ECLI:NL:CRVB:2015:2983
Centrale Raad van Beroep
- Hoger beroep
- Rechtspraak.nl
Beoordeling aanvraag bijzondere bijstand voor noodzakelijke kosten van het bestaan na diefstal van inboedel
In deze zaak heeft de Centrale Raad van Beroep op 1 september 2015 uitspraak gedaan in hoger beroep tegen een eerdere beslissing van de rechtbank Rotterdam. De appellant, die sinds 24 augustus 2013 bijstand ontvangt op basis van de Wet werk en bijstand (WWB), had op 4 februari 2014 bijzondere bijstand aangevraagd voor inrichtingskosten ter hoogte van € 1.200,-. Deze aanvraag werd door het college van burgemeester en wethouders van Rotterdam afgewezen, omdat het college van mening was dat er geen sprake was van bijzondere omstandigheden die noodzakelijke kosten van het bestaan rechtvaardigden.
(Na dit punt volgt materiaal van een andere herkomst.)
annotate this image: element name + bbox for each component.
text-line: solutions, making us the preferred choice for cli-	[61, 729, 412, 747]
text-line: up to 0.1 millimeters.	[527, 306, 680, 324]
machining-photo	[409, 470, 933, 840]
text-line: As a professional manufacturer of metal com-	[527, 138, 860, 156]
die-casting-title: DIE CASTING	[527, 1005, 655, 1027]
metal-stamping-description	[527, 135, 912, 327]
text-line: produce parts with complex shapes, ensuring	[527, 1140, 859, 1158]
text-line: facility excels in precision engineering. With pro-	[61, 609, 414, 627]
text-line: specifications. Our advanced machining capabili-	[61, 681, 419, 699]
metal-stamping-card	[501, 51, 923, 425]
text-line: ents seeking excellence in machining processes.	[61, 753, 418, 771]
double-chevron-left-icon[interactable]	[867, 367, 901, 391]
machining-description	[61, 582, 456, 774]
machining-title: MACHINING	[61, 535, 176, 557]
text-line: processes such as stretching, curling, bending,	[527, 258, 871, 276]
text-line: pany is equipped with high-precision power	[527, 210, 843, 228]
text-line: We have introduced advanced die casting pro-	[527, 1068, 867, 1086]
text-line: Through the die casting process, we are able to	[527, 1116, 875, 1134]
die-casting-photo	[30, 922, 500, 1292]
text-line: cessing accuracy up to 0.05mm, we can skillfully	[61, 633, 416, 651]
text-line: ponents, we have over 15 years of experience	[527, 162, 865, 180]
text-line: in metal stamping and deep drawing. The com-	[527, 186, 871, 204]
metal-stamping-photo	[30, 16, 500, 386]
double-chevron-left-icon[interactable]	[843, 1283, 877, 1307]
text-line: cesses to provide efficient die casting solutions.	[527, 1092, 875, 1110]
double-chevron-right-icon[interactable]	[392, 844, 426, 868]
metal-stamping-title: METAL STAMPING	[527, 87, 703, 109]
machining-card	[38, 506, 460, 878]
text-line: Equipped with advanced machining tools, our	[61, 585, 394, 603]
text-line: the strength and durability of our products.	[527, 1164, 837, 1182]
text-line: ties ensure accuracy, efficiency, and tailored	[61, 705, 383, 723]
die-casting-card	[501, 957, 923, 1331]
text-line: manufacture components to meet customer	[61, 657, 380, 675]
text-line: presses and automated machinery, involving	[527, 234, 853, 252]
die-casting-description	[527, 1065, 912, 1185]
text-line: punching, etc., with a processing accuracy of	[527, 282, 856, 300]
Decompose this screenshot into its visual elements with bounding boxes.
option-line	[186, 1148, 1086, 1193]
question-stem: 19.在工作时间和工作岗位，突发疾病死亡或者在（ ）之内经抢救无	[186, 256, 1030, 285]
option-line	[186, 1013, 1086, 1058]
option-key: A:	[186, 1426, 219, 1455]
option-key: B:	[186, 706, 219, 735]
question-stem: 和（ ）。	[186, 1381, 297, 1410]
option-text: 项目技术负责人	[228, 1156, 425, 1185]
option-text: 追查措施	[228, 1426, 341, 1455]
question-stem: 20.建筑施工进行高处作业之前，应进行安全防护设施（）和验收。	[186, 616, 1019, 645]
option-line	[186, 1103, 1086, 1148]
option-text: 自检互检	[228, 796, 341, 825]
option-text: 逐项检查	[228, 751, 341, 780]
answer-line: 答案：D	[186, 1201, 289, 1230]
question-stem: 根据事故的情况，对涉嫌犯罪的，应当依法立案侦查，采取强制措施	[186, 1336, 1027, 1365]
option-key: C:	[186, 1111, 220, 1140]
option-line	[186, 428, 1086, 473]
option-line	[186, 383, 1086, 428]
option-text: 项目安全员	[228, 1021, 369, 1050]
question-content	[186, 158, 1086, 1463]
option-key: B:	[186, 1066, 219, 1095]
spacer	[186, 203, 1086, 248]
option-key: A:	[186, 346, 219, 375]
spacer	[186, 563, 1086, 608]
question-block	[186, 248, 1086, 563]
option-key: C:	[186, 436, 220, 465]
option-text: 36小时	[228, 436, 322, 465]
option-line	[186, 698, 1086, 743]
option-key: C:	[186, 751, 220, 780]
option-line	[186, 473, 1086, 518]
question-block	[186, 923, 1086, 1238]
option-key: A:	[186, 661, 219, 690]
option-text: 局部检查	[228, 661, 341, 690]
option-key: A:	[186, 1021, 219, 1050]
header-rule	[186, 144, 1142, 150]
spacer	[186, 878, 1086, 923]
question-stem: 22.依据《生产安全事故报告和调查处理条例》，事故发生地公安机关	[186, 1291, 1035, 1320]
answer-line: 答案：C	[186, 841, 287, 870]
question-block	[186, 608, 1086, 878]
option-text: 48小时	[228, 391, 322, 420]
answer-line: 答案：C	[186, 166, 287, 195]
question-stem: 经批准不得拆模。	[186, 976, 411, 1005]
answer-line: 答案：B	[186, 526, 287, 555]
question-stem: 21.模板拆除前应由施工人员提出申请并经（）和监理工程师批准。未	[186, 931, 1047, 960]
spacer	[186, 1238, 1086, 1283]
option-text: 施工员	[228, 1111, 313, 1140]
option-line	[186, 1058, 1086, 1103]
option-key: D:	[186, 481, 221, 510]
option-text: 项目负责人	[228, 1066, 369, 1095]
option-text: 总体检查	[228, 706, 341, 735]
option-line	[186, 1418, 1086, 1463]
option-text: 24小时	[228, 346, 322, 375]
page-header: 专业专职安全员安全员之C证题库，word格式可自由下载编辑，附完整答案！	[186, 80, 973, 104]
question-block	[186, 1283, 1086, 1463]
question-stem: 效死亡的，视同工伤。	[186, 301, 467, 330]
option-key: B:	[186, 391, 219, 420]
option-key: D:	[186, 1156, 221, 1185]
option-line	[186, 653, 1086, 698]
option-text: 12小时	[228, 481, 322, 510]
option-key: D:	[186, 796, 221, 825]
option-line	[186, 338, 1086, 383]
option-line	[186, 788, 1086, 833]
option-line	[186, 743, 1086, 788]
De rechtbank heeft het beroep van de appellant tegen deze afwijzing ongegrond verklaard.
De appellant voerde aan dat de kosten voortvloeien uit bijzondere omstandigheden, namelijk de diefstal van zijn inrichting in april 2011, waardoor hij niet in staat was om te reserveren voor een nieuwe inrichting. De Raad oordeelde dat de appellant niet aannemelijk had gemaakt dat hij door deze omstandigheden niet in staat was om te reserveren voor de kosten. De Raad benadrukte dat de kosten van een nieuwe inrichting, indien noodzakelijk, uit het inkomen van de appellant moeten worden voldaan, en dat bijzondere bijstand alleen wordt verleend als de kosten niet uit de algemene bijstand en de aanwezige draagkracht kunnen worden voldaan.
Uiteindelijk concludeerde de Raad dat het hoger beroep van de appellant niet slaagde en bevestigde de eerdere uitspraak van de rechtbank. De Raad wees erop dat de appellant niet had aangetoond dat hij geen lening kon afsluiten voor de kosten, en dat hij vanaf het moment van de diefstal had kunnen reserveren voor de nieuwe inrichting. De uitspraak werd gedaan door Y.J. Klik, in tegenwoordigheid van griffier C. Moustaïne, en werd openbaar uitgesproken op 1 september 2015.